O quadro estampa uma Nossa Senhora Aparecida rodeada de igrejas e araucárias; e, sob a cabeça da santa, um cordão de bandeirolas coloridas, de festa junina, reforça a mensagem. “Levei 40 horas para fazê-lo! Gosto dele porque notabiliza a essência da minha arte, produzida na minha ‘casateliê’, lugar onde encontro muita paz e alegria”.
Memórias afetivas
Embasado em sua intimidade com a linha e a agulha, nos seus ideais e nas suas memórias afetivas, Ronaldo reúne um acervo interessante de quadros bordados, que costuma levar para expor em diversas cidades. E vende. “Vivo disso”, orgulha-se.
Entre os elementos que compõem os cenários dos seus quadros estão, recorrentes, araucárias, Nossa Senhora Aparecida e igrejas de vários municípios paranaenses [geralmente a primeira que surge na comunidade escolhida para ser retratada].
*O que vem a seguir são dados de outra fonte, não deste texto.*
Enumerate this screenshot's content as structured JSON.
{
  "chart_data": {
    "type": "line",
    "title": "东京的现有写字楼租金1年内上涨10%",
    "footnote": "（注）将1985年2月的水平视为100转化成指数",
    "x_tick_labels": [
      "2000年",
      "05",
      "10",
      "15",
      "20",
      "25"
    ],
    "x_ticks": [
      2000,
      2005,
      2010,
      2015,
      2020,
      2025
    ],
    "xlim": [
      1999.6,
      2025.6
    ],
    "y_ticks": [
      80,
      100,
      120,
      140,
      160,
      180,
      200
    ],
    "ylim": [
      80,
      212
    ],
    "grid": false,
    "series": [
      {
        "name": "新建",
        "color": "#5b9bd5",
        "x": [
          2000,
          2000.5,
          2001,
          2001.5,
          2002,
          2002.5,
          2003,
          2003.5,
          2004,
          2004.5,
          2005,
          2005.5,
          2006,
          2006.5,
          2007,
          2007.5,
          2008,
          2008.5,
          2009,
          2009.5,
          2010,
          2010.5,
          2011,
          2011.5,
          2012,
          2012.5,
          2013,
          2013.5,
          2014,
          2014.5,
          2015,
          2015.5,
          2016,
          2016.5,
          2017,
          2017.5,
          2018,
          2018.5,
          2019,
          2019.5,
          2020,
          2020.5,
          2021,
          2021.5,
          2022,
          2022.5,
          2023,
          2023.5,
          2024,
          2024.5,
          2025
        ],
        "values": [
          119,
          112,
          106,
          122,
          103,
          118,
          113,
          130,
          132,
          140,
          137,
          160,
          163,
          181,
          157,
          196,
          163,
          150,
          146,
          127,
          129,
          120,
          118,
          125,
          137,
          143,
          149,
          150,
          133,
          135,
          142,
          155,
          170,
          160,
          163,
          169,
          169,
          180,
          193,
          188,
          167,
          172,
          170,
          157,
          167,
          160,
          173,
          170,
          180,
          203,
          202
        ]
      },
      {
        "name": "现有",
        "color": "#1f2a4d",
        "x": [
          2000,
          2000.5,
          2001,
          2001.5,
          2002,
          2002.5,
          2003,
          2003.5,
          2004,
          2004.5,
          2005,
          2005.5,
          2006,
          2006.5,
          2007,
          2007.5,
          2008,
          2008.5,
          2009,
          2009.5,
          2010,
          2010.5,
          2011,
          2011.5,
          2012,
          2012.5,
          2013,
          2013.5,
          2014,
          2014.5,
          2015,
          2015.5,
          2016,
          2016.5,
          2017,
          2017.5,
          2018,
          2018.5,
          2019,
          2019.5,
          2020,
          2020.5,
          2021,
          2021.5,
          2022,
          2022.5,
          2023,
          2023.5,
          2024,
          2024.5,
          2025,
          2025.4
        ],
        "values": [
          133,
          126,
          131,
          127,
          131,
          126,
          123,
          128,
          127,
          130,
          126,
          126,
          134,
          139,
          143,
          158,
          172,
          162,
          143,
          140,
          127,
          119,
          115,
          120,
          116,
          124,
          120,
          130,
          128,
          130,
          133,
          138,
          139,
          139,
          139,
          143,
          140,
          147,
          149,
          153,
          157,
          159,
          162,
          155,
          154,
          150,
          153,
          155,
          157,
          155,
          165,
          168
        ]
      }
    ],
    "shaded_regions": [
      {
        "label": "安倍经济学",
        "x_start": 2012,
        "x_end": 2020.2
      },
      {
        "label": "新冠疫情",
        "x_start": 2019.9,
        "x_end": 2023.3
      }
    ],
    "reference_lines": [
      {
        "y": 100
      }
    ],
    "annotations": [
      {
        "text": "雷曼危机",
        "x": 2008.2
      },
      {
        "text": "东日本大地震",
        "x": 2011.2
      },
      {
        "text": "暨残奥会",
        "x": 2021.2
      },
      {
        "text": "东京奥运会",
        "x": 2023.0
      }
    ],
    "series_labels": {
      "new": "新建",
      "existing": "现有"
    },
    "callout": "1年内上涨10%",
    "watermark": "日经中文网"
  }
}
A de Umuarama [a matriz São Francisco de Assis] ainda não bordou, mas já está nos planos dele. “Farei, também, com todo capricho”, promete. “Ilustrando livro meu bordado também já está”, acrescenta na conversa, avisando que no início do próximo mês [07/06] fará exposição individual no Museu de Arte de Cascavel (MAC).